Coneflowers are unable to self-pollinate, relying instead on insects or man. Most of the new hybrids are the result of crosses between purple coneflower (E. purpurea), yellow coneflower (E. paradoxa), and black Samson coneflower (E. angustifolia).
Shortcut to Choosing Coneflower Varieties
So now that there are dozens and dozens of coneflower varieties, what's a gardener to do? Some of us will just pick up whatever's available locally. Others will search mail-order nurseries for every one to add to the collection. As experience teaches us, some of these coneflowers will be great, others not so much. The Mt. Cuba Center, a native plant botanical garden near Wilmington, Delaware, offers gardeners a great shortcut to saving time, money, and effort with a three-year evaluation (2007-2009) of 43 cultivars and five species, determining their desirability for garden use based on flower display, growth habit, winter hardiness, adaptability, and resistance to insects and disease. Although there are new cultivars continually being introduced, Mt. Cuba's highly recommended picks will give you the advantage of having the most beautiful and reliable ones for your garden now.

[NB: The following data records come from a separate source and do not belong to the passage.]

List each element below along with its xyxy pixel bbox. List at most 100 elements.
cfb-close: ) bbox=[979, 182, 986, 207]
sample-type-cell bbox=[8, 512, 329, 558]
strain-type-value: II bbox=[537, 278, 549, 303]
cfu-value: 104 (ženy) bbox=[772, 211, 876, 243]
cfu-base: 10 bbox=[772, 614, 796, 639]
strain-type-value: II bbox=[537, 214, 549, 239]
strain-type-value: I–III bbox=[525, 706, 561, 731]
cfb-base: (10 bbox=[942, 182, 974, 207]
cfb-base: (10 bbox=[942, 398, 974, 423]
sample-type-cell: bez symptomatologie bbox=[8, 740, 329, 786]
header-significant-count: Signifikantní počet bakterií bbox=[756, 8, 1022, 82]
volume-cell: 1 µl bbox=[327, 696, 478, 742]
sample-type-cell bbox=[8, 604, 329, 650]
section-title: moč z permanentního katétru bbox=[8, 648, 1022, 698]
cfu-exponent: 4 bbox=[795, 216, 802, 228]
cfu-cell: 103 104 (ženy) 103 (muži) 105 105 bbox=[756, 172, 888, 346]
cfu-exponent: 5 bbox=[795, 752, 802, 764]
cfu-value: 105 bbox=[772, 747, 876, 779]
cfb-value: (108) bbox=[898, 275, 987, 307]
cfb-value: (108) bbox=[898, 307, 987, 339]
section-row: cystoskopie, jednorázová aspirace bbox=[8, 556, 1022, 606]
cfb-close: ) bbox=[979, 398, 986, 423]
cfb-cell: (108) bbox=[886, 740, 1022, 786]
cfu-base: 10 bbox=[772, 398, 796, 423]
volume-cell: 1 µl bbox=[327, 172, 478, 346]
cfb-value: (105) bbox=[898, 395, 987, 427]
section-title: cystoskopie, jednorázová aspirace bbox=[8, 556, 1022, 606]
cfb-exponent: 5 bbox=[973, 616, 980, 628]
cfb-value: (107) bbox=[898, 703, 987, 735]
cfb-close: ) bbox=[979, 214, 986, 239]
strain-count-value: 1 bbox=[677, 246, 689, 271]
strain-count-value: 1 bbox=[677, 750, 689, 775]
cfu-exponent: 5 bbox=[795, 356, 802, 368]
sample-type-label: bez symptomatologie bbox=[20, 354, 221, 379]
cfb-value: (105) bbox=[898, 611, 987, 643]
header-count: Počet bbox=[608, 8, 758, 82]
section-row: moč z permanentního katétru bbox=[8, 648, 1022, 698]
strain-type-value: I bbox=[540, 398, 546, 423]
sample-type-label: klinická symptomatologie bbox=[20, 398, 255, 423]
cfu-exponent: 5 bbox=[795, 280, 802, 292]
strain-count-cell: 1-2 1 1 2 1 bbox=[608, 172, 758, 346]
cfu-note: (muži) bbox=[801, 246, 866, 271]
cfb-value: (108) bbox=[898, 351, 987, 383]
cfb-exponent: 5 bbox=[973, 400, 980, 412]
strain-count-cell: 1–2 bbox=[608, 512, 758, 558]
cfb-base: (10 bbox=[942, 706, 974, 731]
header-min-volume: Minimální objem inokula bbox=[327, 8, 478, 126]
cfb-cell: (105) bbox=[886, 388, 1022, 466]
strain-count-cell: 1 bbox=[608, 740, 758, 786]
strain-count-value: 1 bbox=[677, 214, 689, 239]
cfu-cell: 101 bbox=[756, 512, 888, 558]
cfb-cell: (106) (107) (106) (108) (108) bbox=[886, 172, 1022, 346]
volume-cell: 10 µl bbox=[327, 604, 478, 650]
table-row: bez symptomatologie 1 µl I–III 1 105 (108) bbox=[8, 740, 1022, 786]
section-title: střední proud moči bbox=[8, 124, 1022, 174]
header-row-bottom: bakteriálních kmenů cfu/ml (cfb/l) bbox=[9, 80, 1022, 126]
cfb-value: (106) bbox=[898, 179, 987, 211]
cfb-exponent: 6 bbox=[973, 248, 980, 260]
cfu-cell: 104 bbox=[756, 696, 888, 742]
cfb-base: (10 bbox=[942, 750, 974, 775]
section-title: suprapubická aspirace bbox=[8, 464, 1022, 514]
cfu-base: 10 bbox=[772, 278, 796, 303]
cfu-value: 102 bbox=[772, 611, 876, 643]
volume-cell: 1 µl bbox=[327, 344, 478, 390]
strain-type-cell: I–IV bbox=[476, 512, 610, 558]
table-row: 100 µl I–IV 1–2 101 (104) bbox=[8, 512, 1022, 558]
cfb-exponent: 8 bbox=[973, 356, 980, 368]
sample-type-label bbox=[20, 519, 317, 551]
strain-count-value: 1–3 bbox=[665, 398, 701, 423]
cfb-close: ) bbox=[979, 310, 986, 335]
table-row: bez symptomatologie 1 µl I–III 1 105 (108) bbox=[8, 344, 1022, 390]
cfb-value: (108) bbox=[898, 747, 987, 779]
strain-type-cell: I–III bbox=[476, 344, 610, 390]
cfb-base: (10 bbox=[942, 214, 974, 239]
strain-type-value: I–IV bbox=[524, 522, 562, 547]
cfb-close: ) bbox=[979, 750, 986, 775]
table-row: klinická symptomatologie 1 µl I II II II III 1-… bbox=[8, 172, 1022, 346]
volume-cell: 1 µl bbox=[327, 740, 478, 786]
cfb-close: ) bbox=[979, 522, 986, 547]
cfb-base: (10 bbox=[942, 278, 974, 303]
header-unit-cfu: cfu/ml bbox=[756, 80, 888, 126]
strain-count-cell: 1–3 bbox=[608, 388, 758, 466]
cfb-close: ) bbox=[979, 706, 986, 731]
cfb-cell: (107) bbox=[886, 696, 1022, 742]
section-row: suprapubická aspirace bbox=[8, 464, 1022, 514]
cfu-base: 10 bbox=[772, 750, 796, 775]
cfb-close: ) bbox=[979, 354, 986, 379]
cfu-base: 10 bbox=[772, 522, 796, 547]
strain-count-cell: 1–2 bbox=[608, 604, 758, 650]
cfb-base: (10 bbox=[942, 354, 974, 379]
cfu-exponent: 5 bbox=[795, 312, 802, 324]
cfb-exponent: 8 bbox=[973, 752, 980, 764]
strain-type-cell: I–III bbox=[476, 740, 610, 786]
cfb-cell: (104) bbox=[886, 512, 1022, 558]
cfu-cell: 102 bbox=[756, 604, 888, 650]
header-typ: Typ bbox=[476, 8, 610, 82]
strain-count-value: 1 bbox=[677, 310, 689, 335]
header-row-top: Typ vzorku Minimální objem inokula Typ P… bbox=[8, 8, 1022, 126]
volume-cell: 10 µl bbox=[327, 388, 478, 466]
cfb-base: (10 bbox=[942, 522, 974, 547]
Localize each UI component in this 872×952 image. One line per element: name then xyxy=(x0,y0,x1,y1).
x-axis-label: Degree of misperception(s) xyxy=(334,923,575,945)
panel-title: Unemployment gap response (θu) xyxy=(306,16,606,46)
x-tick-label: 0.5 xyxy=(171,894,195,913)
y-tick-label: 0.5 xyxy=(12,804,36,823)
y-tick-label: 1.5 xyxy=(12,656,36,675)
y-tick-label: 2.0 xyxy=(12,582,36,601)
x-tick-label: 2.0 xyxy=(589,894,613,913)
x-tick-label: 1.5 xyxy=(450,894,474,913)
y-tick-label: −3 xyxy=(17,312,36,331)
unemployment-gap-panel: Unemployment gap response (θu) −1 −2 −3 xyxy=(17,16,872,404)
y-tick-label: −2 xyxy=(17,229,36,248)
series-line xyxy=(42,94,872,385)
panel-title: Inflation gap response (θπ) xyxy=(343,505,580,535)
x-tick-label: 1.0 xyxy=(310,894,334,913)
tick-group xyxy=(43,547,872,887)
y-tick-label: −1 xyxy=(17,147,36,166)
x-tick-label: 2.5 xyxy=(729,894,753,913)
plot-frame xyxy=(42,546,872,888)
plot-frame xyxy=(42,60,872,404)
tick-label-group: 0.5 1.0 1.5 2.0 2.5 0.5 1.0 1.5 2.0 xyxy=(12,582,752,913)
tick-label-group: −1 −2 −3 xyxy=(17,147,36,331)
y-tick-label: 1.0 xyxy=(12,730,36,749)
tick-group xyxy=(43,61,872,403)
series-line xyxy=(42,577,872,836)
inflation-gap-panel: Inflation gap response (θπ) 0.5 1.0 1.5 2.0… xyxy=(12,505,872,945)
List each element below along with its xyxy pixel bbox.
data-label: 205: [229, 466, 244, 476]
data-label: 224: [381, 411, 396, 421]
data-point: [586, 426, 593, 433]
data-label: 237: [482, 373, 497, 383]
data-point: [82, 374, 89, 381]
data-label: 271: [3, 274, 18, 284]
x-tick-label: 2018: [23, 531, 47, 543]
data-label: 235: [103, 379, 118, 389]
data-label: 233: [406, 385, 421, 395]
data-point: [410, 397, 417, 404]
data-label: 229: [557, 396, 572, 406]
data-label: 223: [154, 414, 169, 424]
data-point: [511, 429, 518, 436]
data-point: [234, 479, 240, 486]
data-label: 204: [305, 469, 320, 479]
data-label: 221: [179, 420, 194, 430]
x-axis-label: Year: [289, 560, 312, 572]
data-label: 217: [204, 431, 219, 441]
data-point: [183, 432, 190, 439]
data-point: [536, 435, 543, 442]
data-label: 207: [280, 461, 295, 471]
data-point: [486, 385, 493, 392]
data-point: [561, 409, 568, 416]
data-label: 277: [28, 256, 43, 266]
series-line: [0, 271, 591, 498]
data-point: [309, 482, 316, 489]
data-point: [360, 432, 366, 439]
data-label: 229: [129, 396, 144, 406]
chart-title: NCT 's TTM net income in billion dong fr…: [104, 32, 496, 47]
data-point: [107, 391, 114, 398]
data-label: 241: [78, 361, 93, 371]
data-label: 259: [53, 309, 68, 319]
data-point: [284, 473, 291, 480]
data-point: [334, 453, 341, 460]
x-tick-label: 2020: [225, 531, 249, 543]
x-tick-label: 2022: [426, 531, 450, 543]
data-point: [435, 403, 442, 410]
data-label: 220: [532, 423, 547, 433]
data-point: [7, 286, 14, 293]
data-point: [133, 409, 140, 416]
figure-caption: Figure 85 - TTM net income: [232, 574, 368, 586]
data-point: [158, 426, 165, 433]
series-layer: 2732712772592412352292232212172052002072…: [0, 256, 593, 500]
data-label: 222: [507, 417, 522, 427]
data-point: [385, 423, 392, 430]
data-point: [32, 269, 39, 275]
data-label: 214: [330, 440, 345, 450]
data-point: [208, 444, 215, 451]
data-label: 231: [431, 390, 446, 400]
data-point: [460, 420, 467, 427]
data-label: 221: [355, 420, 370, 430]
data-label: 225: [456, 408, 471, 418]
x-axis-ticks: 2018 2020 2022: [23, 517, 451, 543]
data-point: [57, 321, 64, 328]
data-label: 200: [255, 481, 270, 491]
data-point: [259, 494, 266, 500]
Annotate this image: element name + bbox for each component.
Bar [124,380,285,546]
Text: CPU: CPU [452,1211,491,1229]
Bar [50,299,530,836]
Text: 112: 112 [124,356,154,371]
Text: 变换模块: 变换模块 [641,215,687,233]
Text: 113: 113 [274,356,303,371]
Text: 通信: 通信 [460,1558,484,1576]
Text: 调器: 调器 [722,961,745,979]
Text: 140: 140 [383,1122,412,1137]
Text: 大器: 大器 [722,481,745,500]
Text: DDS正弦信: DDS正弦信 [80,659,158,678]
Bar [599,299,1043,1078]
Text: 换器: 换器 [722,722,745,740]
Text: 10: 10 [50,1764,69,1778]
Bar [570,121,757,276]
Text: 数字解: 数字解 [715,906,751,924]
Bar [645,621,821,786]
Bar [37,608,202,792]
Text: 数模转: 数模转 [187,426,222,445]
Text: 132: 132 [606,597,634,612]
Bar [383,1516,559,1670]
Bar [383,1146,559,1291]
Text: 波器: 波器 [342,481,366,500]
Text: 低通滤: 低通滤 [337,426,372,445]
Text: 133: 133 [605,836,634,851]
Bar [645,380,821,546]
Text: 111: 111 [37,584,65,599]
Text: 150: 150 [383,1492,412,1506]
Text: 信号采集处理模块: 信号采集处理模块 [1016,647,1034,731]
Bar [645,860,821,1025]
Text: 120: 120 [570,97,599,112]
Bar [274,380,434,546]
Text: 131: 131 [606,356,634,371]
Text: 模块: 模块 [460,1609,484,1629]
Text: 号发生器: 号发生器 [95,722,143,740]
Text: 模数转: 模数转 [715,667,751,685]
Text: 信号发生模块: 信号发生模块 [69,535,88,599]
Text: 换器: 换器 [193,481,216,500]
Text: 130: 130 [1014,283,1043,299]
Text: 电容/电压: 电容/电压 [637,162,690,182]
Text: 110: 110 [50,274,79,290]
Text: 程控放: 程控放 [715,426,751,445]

Echinacea 'CBG Cone 2' - Trademarked and marketed as Pixie Meadowbrite, this compact selection grows 22 inches tall and as wide and bears an abundance of fragrant pink flowers on branching stems.
Echinacea purpurea 'Pica Bella' - Growing 24 to 33 inches tall, 'Pica Bella' bears an abundance of pink flowers on multi-branched stems. It has a sturdy vase-shaped habit.
Echinacea purpurea 'Elton Knight' - This handsome, upright plant grows about 30 inches tall and 24 inches wide. The large, brilliant magenta flowers are centered with a reddish-orange cone.
Echinacea purpurea 'Fatal Attraction' - A statuesque plant growing to 36 inches tall and 30 inches wide, 'Fatal Attraction' bears purplish-pink flower atop deep burgundy to black stems. The double row of ray petals surround a very fragrant red-orange cone. It makes a great cut flower.
Echinacea purpurea 'Vintage Wine' - The deep pink flowers of 'Vintage Wine' are borne on dark burgundy stems. Plants have a strong, upright, vase-shaped growth habit reaching 33 inches tall and 23 inches wide.
Echinacea pallida - One of the species, this one bears flowers of pale to rosy-pink flowers, with the 3-inch narrow drooping petals resembling streamers. Plants can grow from 26 to 40 inches tall with an open, upright habit. These are especially effective in a meadow or naturalized planting.
Echinacea tennesseensis - The flowers of Tennessee coneflower are unique due to their narrow, upturned petals with notched tips. It is very drought tolerant. From Mt. Cuba comes this admonition, "It is important to note that this is a Federally Endangered Species and should only be purchased from nurseries with a valid US Fish and Wildlife permit to propagate and sell them. Alternatively, purchase E. tennesseensis 'Rocky Top'."
Besides the highly recommended species and cultivars, Mt. Cuba Center selected the following as the highest rated Echinacea cultivars in their categories.
White Flowers - 'Fragrant Angel'
Yellow Flowers - 'Sunrise'
Orange Flowers - 'Tiki Torch'
Light Pink Flowers - 'Hope'
Dwarf Habit - 'Twilight'
Uniquely Shaped Flowers - 'Coconut Lime'
Variegated Foliage - 'Sparkler'
Since the start of Mt. Cuba's study in 2007, many new Echinacea cultivars have been introduced, and the Center has plans to continue evaluations. So a tip of the cap to them for helping us choose beautiful, easy-to-grow coneflowers for our gardens now and in the future.